Sunday, January 24, 2021

WHY DO YOU ASK? DAY 312

  From its beginning in August of 2012 this will be the 571st posting of ‘Stones In The Road’. Let’s see; 484 weeks by 7 days . . . if my math is right that would come out about one entry every six days. When I was active with Peninsula Writers, my writing group in Michigan, we met monthly which included two retreats per year. Within that framework and also informally, we devoured each other’s work. I got regular, constructive, critical feedback on what I was writing. At a week long, summer retreat I shared a cabin with two friends who both wrote novels. When we exchanged work, they gave me a chapter at a time to glean from while I could only manage an offering of a page or two. That seemed unfair as I read slow and in most cases, need more than one repetition. When I begged, “Which pages do I need to critique?” they looked at me bewildered. “All of them of course. . . why do you ask?” After several years it had become canonized ritual for me to take them down that path. Like a responsive reading in church, “. . . of course, why do you ask?” followed by my, “What you have here requires 12-14 pages. If I can’t get my stuff down in two pages, I run out of words.” We would take our homework off to a corner and start our reading. When I was half way into the first piece I found them playing cards in the kitchen. 
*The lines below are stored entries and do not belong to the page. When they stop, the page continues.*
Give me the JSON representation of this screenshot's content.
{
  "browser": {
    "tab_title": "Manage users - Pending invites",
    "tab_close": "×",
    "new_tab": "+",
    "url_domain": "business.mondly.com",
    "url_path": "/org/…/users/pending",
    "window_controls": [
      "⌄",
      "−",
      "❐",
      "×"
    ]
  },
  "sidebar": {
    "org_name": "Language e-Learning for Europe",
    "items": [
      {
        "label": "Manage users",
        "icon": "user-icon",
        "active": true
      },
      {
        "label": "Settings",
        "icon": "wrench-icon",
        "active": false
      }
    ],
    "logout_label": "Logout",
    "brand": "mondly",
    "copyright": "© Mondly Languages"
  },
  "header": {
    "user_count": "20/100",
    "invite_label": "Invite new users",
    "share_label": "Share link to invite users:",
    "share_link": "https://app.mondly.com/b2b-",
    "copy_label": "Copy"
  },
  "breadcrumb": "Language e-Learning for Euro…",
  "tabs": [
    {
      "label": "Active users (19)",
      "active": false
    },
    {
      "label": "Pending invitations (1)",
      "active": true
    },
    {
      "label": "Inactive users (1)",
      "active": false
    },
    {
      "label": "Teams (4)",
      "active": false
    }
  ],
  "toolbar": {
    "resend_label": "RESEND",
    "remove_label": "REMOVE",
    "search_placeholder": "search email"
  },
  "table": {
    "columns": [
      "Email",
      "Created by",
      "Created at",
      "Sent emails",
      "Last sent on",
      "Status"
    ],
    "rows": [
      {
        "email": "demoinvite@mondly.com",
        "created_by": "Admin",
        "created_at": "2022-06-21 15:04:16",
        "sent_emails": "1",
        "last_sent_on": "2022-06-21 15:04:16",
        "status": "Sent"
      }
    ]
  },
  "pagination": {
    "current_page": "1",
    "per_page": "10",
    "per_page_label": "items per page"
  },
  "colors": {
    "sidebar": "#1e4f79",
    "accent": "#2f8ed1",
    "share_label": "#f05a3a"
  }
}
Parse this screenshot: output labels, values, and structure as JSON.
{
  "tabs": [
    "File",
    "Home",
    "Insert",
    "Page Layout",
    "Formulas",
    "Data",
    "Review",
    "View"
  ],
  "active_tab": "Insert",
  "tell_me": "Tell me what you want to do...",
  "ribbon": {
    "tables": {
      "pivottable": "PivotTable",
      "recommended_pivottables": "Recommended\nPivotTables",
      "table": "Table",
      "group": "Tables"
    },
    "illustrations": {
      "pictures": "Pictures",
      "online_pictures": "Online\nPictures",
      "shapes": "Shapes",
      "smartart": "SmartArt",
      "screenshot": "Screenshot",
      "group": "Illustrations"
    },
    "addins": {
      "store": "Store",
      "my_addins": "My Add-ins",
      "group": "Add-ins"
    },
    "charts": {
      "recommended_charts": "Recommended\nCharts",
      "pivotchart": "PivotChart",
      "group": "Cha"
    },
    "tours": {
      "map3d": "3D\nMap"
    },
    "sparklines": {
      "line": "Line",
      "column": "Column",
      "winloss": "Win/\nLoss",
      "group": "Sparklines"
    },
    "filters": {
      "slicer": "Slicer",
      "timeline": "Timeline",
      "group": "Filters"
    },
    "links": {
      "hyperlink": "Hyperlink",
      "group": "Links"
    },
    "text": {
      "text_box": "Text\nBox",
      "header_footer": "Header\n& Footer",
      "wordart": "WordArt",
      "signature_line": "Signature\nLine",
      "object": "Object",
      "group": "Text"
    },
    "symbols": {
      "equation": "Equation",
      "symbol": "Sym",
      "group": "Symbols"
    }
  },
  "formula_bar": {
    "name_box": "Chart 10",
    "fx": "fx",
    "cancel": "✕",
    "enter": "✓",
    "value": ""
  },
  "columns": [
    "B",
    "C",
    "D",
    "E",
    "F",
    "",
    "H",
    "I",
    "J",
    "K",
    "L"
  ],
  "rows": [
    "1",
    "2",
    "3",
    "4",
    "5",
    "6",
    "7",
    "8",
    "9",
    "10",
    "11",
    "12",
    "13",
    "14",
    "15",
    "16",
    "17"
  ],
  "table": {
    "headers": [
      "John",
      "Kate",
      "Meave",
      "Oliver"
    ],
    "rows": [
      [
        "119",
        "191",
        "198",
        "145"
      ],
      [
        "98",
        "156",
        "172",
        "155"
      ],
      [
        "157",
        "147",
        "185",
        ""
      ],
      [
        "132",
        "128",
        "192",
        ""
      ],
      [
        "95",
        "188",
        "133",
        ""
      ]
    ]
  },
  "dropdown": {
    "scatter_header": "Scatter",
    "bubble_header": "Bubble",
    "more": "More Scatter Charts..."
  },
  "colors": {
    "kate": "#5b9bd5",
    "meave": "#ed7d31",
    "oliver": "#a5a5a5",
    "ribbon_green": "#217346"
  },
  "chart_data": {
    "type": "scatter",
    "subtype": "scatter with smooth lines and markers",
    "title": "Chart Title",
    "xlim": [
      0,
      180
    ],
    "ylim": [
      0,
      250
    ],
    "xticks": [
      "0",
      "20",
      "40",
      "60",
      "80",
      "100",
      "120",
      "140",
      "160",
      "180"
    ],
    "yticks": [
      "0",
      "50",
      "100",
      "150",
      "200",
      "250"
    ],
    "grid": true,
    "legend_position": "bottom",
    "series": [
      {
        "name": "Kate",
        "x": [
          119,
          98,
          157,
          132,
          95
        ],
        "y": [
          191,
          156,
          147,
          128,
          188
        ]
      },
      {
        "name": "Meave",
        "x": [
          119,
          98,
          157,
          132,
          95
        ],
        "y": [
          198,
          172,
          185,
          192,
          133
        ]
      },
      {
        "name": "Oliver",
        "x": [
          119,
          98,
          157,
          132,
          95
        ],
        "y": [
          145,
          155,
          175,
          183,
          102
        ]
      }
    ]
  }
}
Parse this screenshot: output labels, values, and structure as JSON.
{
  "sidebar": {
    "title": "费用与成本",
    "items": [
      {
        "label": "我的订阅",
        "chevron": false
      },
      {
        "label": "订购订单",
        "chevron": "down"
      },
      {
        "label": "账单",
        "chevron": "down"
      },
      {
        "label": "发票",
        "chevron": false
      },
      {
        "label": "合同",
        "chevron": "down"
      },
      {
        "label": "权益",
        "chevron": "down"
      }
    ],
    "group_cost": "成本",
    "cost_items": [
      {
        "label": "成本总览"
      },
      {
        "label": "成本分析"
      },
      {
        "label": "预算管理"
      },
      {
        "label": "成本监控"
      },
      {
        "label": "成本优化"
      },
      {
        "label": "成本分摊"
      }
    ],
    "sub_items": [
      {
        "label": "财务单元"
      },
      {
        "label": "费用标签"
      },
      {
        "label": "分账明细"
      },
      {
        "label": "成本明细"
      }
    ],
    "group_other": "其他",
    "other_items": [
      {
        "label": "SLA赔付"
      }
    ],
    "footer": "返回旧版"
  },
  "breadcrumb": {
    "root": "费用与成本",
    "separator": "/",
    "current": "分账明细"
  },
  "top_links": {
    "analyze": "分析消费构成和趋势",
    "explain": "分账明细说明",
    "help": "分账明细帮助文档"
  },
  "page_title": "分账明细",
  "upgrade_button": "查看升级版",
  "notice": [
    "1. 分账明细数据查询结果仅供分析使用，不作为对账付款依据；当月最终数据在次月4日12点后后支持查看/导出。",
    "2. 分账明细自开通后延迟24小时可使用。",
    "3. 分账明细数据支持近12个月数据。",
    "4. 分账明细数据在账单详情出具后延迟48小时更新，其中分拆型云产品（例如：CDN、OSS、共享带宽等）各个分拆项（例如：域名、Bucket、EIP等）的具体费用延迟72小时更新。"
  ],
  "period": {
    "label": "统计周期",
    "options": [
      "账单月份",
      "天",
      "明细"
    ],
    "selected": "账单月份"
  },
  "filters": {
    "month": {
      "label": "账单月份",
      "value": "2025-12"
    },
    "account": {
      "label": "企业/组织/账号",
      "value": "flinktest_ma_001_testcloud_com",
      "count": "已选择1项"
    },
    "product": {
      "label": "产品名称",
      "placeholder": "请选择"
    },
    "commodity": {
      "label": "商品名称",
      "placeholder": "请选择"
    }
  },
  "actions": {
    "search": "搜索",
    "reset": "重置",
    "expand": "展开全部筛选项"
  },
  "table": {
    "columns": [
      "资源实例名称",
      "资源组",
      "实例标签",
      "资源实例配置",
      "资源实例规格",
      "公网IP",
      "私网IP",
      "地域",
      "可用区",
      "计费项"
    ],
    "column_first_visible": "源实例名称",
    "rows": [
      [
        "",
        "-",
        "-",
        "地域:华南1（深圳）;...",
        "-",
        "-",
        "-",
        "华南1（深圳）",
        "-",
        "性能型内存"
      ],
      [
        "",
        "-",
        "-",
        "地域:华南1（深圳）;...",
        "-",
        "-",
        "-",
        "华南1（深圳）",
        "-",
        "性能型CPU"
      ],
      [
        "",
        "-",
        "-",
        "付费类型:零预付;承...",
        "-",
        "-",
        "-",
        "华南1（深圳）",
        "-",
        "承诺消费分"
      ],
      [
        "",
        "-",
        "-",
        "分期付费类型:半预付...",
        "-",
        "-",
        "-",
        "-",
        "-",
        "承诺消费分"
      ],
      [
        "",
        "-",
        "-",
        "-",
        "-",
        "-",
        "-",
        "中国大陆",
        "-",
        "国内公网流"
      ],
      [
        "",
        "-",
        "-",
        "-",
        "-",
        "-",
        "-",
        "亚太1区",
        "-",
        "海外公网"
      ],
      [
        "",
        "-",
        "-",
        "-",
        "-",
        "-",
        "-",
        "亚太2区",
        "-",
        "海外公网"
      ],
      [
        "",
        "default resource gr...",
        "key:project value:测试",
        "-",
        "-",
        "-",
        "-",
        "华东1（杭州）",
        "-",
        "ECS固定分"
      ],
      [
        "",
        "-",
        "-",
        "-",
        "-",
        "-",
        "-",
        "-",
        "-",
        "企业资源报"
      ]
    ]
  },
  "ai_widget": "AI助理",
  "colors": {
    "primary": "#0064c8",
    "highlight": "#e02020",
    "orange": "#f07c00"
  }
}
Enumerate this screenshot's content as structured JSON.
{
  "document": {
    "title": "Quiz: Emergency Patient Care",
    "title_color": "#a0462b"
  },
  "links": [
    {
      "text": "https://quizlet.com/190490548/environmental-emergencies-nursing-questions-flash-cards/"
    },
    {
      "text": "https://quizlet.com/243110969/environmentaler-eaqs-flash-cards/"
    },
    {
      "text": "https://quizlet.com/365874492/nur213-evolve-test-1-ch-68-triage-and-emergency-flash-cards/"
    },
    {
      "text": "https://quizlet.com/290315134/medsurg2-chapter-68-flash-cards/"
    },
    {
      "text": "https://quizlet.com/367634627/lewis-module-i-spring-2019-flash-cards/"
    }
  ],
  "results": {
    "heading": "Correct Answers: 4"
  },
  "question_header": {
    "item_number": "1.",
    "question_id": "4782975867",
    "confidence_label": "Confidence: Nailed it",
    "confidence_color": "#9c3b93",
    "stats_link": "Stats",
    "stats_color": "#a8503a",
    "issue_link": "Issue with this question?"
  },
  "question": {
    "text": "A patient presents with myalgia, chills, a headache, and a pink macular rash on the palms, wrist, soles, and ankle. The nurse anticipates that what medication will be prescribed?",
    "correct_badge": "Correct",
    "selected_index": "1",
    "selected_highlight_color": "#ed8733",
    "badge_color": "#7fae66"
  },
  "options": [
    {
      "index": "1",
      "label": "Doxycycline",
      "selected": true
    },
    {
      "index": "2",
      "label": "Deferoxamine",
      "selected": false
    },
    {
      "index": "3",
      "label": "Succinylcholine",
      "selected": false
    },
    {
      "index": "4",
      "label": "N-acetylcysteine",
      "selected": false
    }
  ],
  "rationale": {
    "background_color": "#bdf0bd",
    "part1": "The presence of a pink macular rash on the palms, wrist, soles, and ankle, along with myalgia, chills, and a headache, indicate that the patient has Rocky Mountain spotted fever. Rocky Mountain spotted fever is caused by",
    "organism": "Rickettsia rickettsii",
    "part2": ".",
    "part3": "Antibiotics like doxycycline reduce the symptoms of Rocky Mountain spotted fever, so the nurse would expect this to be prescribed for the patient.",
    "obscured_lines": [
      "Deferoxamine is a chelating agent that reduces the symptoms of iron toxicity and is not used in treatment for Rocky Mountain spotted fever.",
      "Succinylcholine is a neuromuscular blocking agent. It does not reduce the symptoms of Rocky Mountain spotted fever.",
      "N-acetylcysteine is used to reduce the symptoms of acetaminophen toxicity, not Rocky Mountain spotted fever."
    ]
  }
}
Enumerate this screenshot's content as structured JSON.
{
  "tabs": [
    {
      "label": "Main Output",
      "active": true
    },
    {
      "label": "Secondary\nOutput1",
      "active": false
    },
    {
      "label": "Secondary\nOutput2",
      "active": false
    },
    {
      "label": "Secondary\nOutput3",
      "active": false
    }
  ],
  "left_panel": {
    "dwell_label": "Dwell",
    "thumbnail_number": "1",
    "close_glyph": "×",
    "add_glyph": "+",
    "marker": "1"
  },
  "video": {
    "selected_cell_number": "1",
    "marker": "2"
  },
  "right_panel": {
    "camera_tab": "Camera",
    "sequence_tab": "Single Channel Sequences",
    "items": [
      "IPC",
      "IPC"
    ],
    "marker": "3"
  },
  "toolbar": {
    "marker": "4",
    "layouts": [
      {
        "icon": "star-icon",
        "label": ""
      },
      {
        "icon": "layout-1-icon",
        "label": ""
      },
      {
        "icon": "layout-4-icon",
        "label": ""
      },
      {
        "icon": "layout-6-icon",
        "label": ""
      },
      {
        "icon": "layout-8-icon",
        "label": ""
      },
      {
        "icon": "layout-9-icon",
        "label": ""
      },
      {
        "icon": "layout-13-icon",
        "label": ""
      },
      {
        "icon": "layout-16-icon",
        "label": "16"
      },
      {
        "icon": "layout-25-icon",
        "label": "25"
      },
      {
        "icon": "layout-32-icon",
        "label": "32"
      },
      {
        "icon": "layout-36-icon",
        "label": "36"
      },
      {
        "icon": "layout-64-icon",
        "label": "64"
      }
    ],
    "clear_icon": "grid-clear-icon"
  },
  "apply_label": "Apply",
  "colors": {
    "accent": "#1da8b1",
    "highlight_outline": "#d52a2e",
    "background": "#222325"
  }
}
That was 25 years ago but I still like to keep my range down to a thousand, not over 1200 words. As it turns out, that’s about as much as the blog reader can stand. My amigo Phil’s story plot was about an old couple, both suffering health issues. The ultimate plot-destination would have them intentionally sinking their sailboat on Lake Michigan, going down with it together. I complained every time; “The writing is fine but the story wears me out. If I want to feel hopeless and beat up I can go lie down in the road. ” 
On the other hand, Rich’s novel was set in the Great Depression. It was about riding the rails with a clever tramp, about hobo jungles, railroad bulls and train yards. I enjoyed the ride, knew the story by heart even before he sent it to his publisher. Ironically, I don’t remember anything about what I was writing at the time, preoccupied with processing the moment rather than creating fiction. Maybe prophetic, Phil suffered a heart attack and died a few years later. Rich and I are still tight friends, we get together when I recycle through Grand Rapids, MI. 
I do miss the critical input from fellow writers. When I revisit old stuff from years past I see it with new eyes. You can get a feel for your own evolution but it’s not the same. Writers groups tend to have a strong, vertical hierarchy where published writers and longstanding members condescend, often with scathing red-ink-baths, knowingly aware of blood-bath imagery. Peninsula Writers never did that. Our operating model, written into the constitution, discouraged insults and negative comments. We favored asking probing questions, “. . . how did you, why did you, did you consider?” noting what worked rather than what didn’t. There was an abiding camaraderie from newest wannabe to the most accomplished veteran and everybody’s work improved. Other groups I’ve explored felt competitive, they neither shared nor encouraged an uplifting attitude.  
I tried writing fiction but years later, rediscover the unfinished first chapter right where I left it, buried in a folder, misfiled with recipes. Maybe there is a thread of subtle insight in this short story. I got in and out of it in three sentences.